Insights

  • 08 Jun
    Insight: our top 5 takeaways from the SMMT Open Forum at Automechanika

    Insight: our top 5 takeaways from the SMMT Open Forum at Automechanika

     

    This week, joining over 300 automotive supply chain delegates from OEMs and tier ones, as well as small and medium sized suppliers, Productiv’s product strategy manager Tom Donnelly and head of sales & marketing Peter Needham headed to the SMMT Open Forum at Automechanika Birmingham.

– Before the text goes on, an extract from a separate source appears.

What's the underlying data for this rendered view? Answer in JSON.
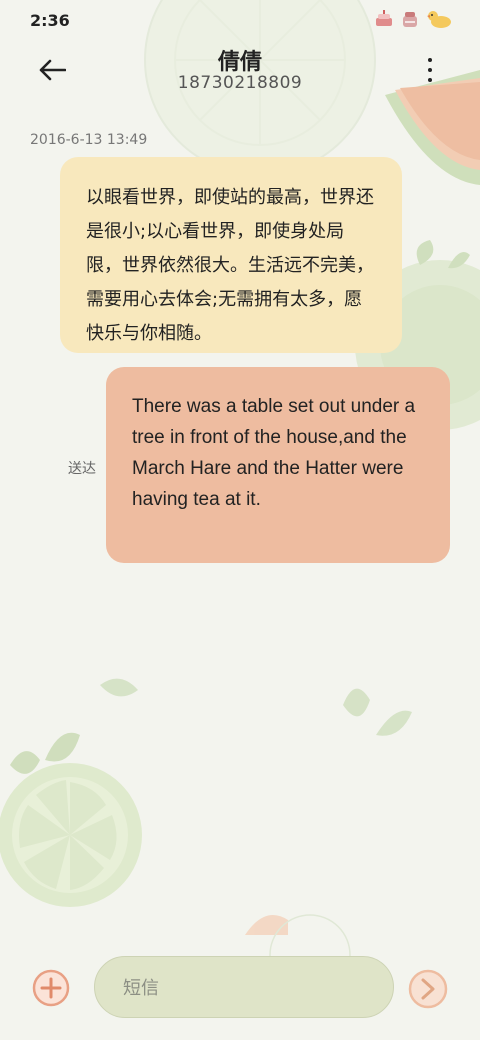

    After a number of keynote presentations from senior industry figures, hearing about investment in new automotive technologies in the UK’s automotive supply chain, here are some interesting facts that Tom brought away with him:

    1. Nissan is now using second life batteries for domestic energy storage
    2. Each direct Nissan employee in the UK results in four employees in the supply chain
    3. Alan Draper, Ford Europe’s director of purchasing, told us that in London in 1903 the average speed of traffic was 8mph which is the same as it is today.
    4. Judith Richardson, Nissan Europe’s vice president of purchasing, explained how the company will use an app based on dating software to match drivers to suitable cars in their car sharing scheme in Paris – automotive can learn a great deal from other industries.
    5. This is echoed by the fact that the forum is sponsored by Ricoh; demonstrating how changes in the automotive industry are encouraging non-traditional suppliers to enter the sector.
    By Productiv News Uncategorized
  • 17 May
    Insight: our top 3 takeaways from the Vehicle2Grid conference in Amsterdam

    Insight: our top 3 takeaways from the Vehicle2Grid conference in Amsterdam

    Productiv is at the forefront of technology for the electrification of the automotive powertrain.

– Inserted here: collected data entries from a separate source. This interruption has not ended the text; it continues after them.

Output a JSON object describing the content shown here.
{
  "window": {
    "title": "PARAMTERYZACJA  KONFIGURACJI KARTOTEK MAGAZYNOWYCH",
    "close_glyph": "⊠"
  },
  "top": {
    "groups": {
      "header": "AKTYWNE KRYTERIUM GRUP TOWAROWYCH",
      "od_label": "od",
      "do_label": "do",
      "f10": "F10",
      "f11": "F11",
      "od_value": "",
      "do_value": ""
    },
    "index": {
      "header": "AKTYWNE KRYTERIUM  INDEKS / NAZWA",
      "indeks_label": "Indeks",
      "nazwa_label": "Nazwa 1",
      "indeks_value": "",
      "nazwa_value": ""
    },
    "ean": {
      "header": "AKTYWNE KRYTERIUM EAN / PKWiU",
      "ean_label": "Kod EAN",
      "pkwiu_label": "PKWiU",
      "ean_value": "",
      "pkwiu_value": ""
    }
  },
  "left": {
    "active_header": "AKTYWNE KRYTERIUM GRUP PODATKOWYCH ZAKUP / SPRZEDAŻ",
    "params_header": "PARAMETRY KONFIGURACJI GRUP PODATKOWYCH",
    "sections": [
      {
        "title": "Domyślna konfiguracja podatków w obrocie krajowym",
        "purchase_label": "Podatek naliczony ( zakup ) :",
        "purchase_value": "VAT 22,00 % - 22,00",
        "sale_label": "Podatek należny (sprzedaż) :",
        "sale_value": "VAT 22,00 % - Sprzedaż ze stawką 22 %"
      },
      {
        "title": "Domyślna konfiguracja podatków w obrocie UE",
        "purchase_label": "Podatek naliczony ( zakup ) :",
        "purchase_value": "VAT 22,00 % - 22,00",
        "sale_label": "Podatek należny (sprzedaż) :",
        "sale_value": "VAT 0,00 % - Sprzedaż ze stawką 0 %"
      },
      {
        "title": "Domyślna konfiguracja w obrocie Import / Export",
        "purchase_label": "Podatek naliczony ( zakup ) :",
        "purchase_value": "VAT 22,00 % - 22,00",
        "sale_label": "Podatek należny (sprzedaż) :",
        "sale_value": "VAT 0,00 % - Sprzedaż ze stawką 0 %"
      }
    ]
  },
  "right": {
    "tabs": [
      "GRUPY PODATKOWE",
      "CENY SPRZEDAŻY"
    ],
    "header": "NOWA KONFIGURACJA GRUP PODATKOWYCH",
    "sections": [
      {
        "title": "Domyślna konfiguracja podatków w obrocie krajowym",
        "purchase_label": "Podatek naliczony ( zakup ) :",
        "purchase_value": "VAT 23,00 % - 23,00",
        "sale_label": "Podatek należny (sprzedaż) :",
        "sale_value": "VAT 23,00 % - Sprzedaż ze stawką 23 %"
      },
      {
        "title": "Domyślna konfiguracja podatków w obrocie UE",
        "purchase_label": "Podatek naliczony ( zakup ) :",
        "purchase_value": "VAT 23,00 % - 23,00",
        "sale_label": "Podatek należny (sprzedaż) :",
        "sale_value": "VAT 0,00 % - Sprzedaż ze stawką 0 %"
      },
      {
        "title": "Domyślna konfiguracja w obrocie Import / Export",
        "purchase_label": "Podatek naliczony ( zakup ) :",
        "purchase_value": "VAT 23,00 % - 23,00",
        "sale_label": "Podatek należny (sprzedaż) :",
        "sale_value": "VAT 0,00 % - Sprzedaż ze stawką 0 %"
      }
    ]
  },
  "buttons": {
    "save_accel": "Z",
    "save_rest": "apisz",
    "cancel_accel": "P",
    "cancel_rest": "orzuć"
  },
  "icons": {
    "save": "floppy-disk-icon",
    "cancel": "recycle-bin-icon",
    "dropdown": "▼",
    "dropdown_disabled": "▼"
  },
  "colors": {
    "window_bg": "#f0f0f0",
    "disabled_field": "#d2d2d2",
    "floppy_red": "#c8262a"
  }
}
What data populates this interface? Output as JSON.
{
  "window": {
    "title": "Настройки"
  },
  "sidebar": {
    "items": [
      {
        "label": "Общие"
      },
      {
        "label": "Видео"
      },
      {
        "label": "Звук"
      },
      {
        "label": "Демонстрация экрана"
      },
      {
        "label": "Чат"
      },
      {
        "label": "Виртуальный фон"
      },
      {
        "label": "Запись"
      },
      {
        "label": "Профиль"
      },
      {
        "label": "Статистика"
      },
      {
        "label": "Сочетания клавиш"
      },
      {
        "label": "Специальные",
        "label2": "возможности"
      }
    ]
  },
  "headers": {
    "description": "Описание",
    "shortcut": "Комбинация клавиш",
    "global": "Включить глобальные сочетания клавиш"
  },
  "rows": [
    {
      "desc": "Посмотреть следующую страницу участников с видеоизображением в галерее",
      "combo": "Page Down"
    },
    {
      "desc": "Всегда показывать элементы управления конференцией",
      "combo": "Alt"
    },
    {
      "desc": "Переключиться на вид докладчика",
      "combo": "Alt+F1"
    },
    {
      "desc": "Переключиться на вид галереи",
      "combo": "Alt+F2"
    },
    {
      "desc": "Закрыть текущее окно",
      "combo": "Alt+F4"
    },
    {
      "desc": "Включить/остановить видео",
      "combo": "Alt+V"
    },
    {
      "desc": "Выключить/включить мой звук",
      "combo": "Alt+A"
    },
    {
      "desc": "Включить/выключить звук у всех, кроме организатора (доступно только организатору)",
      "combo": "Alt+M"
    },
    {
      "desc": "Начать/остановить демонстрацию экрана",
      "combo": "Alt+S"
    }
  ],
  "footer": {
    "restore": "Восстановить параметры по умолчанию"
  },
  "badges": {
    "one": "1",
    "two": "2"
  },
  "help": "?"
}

    That’s why our product strategy manager, Tom Donnelly, attended a conference in Amsterdam last week on ‘vehicle to grid’; a potential solution to the additional load that will be placed on the national grid when we all start charging our electric cars.

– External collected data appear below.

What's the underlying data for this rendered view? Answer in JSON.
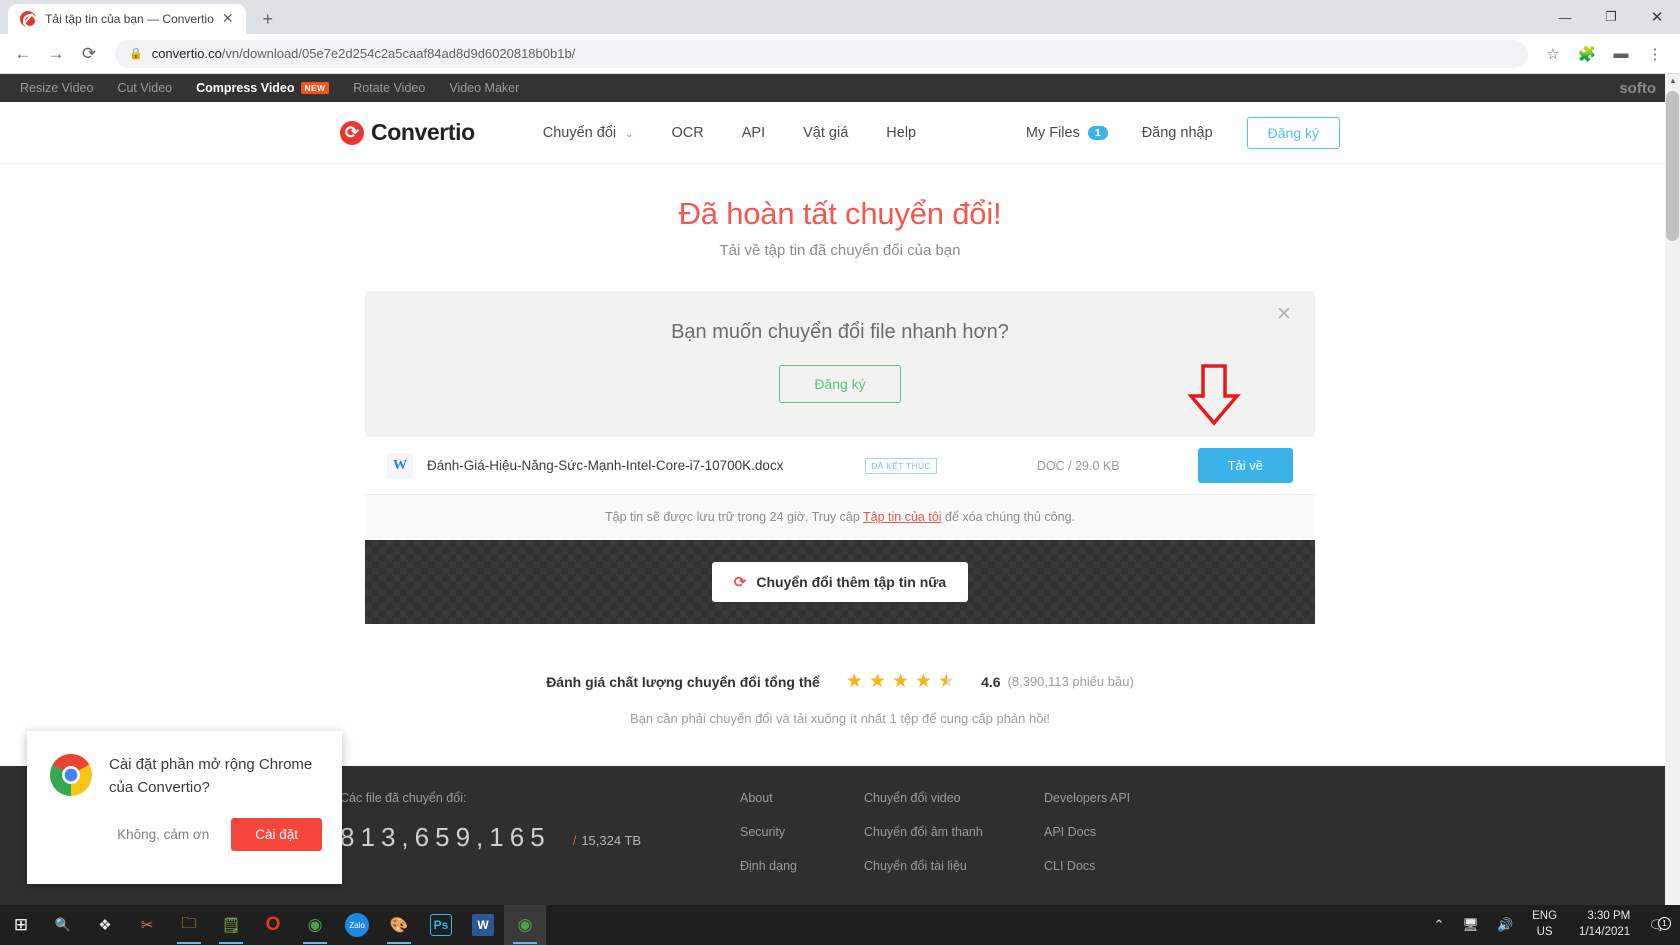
{
  "browser": {
    "tab_title": "Tải tập tin của bạn — Convertio",
    "tab_close": "✕",
    "new_tab": "+",
    "back": "←",
    "forward": "→",
    "reload": "⟳",
    "lock": "🔒",
    "url_domain": "convertio.co",
    "url_path": "/vn/download/05e7e2d254c2a5caaf84ad8d9d6020818b0b1b/",
    "star": "☆",
    "extension": "🧩",
    "profile": "▬",
    "menu": "⋮",
    "win_min": "—",
    "win_max": "❐",
    "win_close": "✕"
  },
  "site_topbar": {
    "links": [
      {
        "label": "Resize Video",
        "active": false,
        "badge": ""
      },
      {
        "label": "Cut Video",
        "active": false,
        "badge": ""
      },
      {
        "label": "Compress Video",
        "active": true,
        "badge": "NEW"
      },
      {
        "label": "Rotate Video",
        "active": false,
        "badge": ""
      },
      {
        "label": "Video Maker",
        "active": false,
        "badge": ""
      }
    ],
    "brand": "softo"
  },
  "header": {
    "logo_text": "Convertio",
    "nav": [
      {
        "label": "Chuyển đổi",
        "caret": "⌄"
      },
      {
        "label": "OCR",
        "caret": ""
      },
      {
        "label": "API",
        "caret": ""
      },
      {
        "label": "Vật giá",
        "caret": ""
      },
      {
        "label": "Help",
        "caret": ""
      }
    ],
    "my_files_label": "My Files",
    "my_files_count": "1",
    "sign_in": "Đăng nhập",
    "sign_up": "Đăng ký"
  },
  "hero": {
    "title": "Đã hoàn tất chuyển đổi!",
    "subtitle": "Tải về tập tin đã chuyển đổi của bạn"
  },
  "promo": {
    "title": "Bạn muốn chuyển đổi file nhanh hơn?",
    "cta": "Đăng ký",
    "close": "✕"
  },
  "file_row": {
    "icon_glyph": "W",
    "name": "Đánh-Giá-Hiệu-Năng-Sức-Mạnh-Intel-Core-i7-10700K.docx",
    "status": "ĐÃ KẾT THÚC",
    "meta": "DOC / 29.0 KB",
    "download_label": "Tải về"
  },
  "notice": {
    "before": "Tập tin sẽ được lưu trữ trong 24 giờ. Truy cập ",
    "link": "Tập tin của tôi",
    "after": " để xóa chúng thủ công."
  },
  "convert_more": {
    "icon": "⟳",
    "label": "Chuyển đổi thêm tập tin nữa"
  },
  "rating": {
    "label": "Đánh giá chất lượng chuyển đổi tổng thể",
    "stars": [
      "full",
      "full",
      "full",
      "full",
      "half"
    ],
    "star_glyph": "★",
    "value": "4.6",
    "votes": "(8,390,113 phiếu bầu)",
    "note": "Bạn cần phải chuyển đổi và tải xuống ít nhất 1 tệp để cung cấp phản hồi!"
  },
  "footer": {
    "counter_label": "Các file đã chuyển đổi:",
    "counter_digits": [
      "8",
      "1",
      "3",
      ",",
      "6",
      "5",
      "9",
      ",",
      "1",
      "6",
      "5"
    ],
    "counter_total_slash": "/",
    "counter_total": "15,324 TB",
    "columns": [
      {
        "links": [
          "About",
          "Security",
          "Định dạng"
        ]
      },
      {
        "links": [
          "Chuyển đổi video",
          "Chuyển đổi âm thanh",
          "Chuyển đổi tài liệu"
        ]
      },
      {
        "links": [
          "Developers API",
          "API Docs",
          "CLI Docs"
        ]
      }
    ]
  },
  "ext_popup": {
    "title": "Cài đặt phần mở rộng Chrome của Convertio?",
    "decline": "Không, cảm ơn",
    "accept": "Cài đặt"
  },
  "taskbar": {
    "start": "⊞",
    "search": "🔍",
    "items": [
      {
        "name": "task-view",
        "glyph": "❖",
        "color": "#e8e8e8",
        "active": false,
        "running": false
      },
      {
        "name": "snipping-tool",
        "glyph": "✂",
        "color": "#e86a6a",
        "active": false,
        "running": false
      },
      {
        "name": "file-explorer",
        "glyph": "🗀",
        "color": "#f2c14e",
        "active": false,
        "running": true
      },
      {
        "name": "notepad-editor",
        "glyph": "🗒",
        "color": "#8fc94e",
        "active": false,
        "running": true
      },
      {
        "name": "opera-browser",
        "glyph": "O",
        "color": "#e8342c",
        "active": false,
        "running": false
      },
      {
        "name": "chrome-browser",
        "glyph": "◉",
        "color": "#4ba24b",
        "active": false,
        "running": true
      },
      {
        "name": "zalo-app",
        "glyph": "Zalo",
        "color": "#1b8ae0",
        "active": false,
        "running": true
      },
      {
        "name": "paint-app",
        "glyph": "🎨",
        "color": "#d0609a",
        "active": false,
        "running": true
      },
      {
        "name": "photoshop-app",
        "glyph": "Ps",
        "color": "#2bb5e8",
        "active": false,
        "running": true
      },
      {
        "name": "word-app",
        "glyph": "W",
        "color": "#2b7cd3",
        "active": false,
        "running": true
      },
      {
        "name": "chrome-active",
        "glyph": "◉",
        "color": "#4ba24b",
        "active": true,
        "running": true
      }
    ],
    "tray_chevron": "⌃",
    "tray_network": "🖥",
    "tray_volume": "🔊",
    "lang_line1": "ENG",
    "lang_line2": "US",
    "clock_time": "3:30 PM",
    "clock_date": "1/14/2021",
    "notif_glyph": "🗨",
    "notif_count": "1"
  }
}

    These are the top three lessons Tom brought away with him:

    1. Chief technology officer for the City of Amsterdam, Ger Baron, explained to delegates that the Netherlands missed the first industrial revolution in the 17th century, which was driven by the steam engine, because the Dutch government was subject to powerful lobbying from the dominant wind power industry at the time. Now, however, it seems the situation has been completely reversed. A Dutch technology investor said that current opposition to wind turbines in the Netherlands means that the growth of wind power is now far behind other European countries such as Sweden, Spain and France.
    2. Vehicle to grid technology is already available in the shape of the Nissan Leaf. Following the tsunami that struck Japan in 2011, the Japanese government asked Nissan to develop a vehicle to grid capability that could help power local facilities in an emergency. The result is that the original Leaf, with a battery capacity of 24kWh, can power a house for up to two days.
    3. The electric vehicle industry is giving rise to some unexpected new entrants. When the German post office, Deutsche Post, needed a small delivery van, they couldn’t find one that suited their particular needs. So they decided to build the van themselves! And it’s been so successful that they now sell electric delivery vans to other companies, and are even working on a larger van and an e-bike for mail delivery.